To speed up the drying time buy some Cobalt drier, Japan drier, or Two-way drier.
Start your clean up of your screen using the cheapest vegetable oil you can buy at the supermarket before moving on to mineral spirits. Used the spirits on the screen on a table with a glass or metal top. By doing so you do not waste as much solvent and it does not go down the drain.
Most hand moisturizers clean off oily hands nearly as well as gojo. Unless the moisturized is water based. Look at the ingredients of gojo (which is great btw) it is mostly oil based thinners as well.
Cleaning up solvent based materials, I found the less volatile thinners like paint thinner, turpentine, etc mixed with the ink and spread it around.
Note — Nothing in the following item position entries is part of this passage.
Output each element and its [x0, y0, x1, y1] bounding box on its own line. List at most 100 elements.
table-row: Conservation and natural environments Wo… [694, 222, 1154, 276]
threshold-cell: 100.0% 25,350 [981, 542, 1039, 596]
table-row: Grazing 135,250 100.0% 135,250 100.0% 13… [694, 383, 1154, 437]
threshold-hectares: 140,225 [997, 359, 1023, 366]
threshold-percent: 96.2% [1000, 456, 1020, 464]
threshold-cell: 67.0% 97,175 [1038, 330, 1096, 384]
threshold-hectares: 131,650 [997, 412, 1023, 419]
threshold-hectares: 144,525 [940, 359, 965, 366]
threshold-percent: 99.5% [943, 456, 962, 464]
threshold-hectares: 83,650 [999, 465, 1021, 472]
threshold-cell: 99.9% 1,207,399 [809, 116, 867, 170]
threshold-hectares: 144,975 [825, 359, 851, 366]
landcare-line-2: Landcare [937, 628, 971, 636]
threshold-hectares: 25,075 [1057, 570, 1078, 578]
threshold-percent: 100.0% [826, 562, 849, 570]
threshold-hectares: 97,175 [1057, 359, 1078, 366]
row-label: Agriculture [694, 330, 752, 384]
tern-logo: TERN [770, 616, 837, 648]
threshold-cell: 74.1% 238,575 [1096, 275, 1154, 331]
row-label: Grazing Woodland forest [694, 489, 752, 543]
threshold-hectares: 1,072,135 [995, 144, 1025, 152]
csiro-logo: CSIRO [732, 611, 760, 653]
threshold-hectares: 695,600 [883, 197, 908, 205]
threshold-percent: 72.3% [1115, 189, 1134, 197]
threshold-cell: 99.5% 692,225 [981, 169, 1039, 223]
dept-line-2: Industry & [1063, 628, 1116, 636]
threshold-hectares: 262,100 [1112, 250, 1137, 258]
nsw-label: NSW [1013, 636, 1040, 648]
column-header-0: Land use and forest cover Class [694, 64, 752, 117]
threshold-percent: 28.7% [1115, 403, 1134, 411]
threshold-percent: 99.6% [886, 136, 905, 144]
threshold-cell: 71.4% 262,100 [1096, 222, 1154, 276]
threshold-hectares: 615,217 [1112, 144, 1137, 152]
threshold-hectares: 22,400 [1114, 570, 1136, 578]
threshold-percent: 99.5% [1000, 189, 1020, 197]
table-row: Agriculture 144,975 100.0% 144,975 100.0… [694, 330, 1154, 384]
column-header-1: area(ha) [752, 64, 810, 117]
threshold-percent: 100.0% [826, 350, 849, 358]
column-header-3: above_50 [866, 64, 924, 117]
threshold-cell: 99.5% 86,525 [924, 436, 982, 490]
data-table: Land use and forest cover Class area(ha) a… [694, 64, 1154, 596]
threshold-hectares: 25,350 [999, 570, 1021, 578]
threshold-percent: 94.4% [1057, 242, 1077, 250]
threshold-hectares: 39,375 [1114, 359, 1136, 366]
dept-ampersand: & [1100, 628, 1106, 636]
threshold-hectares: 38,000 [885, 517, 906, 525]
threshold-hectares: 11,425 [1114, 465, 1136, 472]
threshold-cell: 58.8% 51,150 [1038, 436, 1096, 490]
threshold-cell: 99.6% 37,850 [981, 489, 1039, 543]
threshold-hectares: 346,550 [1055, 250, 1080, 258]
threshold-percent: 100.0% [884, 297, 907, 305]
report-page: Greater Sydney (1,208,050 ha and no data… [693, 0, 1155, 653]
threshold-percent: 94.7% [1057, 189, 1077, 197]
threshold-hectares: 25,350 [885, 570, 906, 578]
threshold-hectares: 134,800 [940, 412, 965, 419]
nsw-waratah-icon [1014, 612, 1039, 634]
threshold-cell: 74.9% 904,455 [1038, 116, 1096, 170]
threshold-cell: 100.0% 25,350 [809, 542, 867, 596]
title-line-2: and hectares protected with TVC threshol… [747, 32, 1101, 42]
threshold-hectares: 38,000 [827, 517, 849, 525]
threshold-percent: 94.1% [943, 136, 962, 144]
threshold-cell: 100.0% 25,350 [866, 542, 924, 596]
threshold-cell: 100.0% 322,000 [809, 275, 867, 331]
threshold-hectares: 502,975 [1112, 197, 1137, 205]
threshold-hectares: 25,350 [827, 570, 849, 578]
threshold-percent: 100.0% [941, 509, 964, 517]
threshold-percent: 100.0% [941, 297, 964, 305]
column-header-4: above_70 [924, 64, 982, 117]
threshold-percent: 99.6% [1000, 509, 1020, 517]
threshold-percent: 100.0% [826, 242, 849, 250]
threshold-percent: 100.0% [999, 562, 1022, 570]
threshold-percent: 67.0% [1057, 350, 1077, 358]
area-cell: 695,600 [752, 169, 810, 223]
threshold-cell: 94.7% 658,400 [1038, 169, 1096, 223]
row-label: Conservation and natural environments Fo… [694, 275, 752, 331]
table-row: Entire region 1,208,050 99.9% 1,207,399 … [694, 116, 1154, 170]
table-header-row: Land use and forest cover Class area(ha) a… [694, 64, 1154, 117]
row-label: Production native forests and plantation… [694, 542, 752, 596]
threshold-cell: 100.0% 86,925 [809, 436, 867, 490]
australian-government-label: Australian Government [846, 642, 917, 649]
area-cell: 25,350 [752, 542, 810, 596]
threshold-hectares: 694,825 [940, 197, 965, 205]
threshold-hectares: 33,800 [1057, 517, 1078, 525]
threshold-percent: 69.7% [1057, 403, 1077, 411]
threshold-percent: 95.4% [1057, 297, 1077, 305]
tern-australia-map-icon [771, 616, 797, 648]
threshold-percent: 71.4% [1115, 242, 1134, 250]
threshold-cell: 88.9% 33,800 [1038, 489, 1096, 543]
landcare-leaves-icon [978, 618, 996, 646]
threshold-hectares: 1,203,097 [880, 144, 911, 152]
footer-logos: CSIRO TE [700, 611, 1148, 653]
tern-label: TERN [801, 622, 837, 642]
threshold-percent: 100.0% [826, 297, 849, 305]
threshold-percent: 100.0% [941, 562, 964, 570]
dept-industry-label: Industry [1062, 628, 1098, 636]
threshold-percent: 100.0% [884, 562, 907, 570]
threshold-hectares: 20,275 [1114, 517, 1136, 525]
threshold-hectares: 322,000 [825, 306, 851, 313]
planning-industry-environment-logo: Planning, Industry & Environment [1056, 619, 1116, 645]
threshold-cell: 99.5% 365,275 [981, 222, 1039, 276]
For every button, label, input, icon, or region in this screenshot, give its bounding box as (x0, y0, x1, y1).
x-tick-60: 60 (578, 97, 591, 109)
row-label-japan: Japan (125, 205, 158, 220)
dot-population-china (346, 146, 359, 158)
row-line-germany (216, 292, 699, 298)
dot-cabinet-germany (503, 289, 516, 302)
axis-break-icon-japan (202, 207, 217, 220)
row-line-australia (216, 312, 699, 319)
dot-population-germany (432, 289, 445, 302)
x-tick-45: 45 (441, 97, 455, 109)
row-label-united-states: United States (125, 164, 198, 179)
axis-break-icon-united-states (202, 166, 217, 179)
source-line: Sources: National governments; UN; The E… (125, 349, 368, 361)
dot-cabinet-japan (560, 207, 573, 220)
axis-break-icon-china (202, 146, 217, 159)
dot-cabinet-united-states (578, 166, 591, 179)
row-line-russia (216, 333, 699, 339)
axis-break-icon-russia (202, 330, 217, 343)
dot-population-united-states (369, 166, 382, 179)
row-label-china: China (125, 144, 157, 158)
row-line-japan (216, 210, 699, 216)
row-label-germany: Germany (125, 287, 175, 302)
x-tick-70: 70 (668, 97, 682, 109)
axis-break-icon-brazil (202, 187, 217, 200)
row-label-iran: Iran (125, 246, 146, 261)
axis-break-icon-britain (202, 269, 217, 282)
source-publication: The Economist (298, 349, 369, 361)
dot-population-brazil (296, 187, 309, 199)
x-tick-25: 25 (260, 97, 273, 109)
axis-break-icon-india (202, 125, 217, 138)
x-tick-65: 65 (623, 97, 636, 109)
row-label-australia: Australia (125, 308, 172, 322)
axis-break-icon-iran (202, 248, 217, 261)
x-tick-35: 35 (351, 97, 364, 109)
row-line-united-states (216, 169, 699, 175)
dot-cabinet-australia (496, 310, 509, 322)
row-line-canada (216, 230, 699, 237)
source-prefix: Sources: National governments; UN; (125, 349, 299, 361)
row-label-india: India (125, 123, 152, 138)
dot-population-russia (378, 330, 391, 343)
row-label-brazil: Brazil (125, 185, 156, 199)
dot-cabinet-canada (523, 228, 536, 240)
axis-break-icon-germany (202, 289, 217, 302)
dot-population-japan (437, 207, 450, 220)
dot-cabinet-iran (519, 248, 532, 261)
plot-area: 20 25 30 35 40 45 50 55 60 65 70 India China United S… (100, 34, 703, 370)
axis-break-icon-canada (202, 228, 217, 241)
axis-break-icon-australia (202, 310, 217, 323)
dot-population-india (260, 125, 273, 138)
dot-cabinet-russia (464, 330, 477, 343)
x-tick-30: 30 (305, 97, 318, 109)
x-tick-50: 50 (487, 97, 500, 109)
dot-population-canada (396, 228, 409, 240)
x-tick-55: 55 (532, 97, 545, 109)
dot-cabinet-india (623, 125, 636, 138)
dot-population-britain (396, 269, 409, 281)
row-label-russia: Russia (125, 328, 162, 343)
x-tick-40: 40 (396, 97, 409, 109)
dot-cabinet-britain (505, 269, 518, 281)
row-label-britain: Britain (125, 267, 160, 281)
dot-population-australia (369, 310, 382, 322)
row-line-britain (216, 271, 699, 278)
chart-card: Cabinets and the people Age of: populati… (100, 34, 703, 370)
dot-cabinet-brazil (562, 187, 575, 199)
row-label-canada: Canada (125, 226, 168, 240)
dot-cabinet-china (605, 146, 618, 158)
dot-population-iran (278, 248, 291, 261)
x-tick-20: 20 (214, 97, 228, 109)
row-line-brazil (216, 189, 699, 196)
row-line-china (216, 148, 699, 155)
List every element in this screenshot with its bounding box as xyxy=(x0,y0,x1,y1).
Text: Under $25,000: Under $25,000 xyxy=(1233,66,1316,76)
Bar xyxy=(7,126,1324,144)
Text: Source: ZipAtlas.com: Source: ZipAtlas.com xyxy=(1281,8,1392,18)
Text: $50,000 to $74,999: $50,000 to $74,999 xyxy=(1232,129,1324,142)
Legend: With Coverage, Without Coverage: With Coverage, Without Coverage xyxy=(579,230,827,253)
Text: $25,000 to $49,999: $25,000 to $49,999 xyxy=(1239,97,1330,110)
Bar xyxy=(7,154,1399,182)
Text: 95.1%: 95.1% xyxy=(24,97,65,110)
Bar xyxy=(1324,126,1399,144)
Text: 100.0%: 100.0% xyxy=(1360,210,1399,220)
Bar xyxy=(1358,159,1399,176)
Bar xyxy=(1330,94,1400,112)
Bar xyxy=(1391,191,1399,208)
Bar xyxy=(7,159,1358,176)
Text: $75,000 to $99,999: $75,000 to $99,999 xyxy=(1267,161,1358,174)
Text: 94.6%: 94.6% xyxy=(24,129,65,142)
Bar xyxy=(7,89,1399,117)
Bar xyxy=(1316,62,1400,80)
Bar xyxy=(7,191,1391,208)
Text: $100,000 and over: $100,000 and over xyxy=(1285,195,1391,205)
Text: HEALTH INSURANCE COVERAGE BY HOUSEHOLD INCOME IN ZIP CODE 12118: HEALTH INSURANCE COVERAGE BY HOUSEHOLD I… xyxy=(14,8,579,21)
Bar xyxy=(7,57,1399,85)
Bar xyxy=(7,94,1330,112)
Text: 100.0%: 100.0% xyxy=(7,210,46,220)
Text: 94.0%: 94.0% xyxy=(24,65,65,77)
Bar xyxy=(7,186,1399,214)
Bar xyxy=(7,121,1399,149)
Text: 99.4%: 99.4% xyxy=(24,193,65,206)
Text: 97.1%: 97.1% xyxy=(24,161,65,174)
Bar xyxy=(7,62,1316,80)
Some nice lacquer thinner (furniture grade, not the cheap shit) doused on a rag, took the paint off quickly and more thoroughly. if you just dab, it doesn't do much.
Also, tape out tight to your image - a thick flood and then a last hard pull will deposit all the ink on the tape. scrape it from there, then pull the tape, then clean the screen - there is hardly anything to clean.
I've been using some less harmfull press washes lately - they are citrus based, and work well. the trick is to use a good absorbant rag, and use a liberal amount of cleaner, and do the tape thing.
ps, try some other inks other than matsui. the reason your ink takes so long to dry is it is not designed for screenprinting, and probably has way too much retarder.
Also I really wouldn't work about smoking around artist oils (the thinner is another matter).
Back in the 90's when before I have UV inks and we used nazdar 9700 for all our sticker printing I caught my press cart on fire a bunch of times because i smoked and printed most of the time and always had some thinner spilled somewhere.
thanks god i'm a much cleaner printer now and we don't use solvents.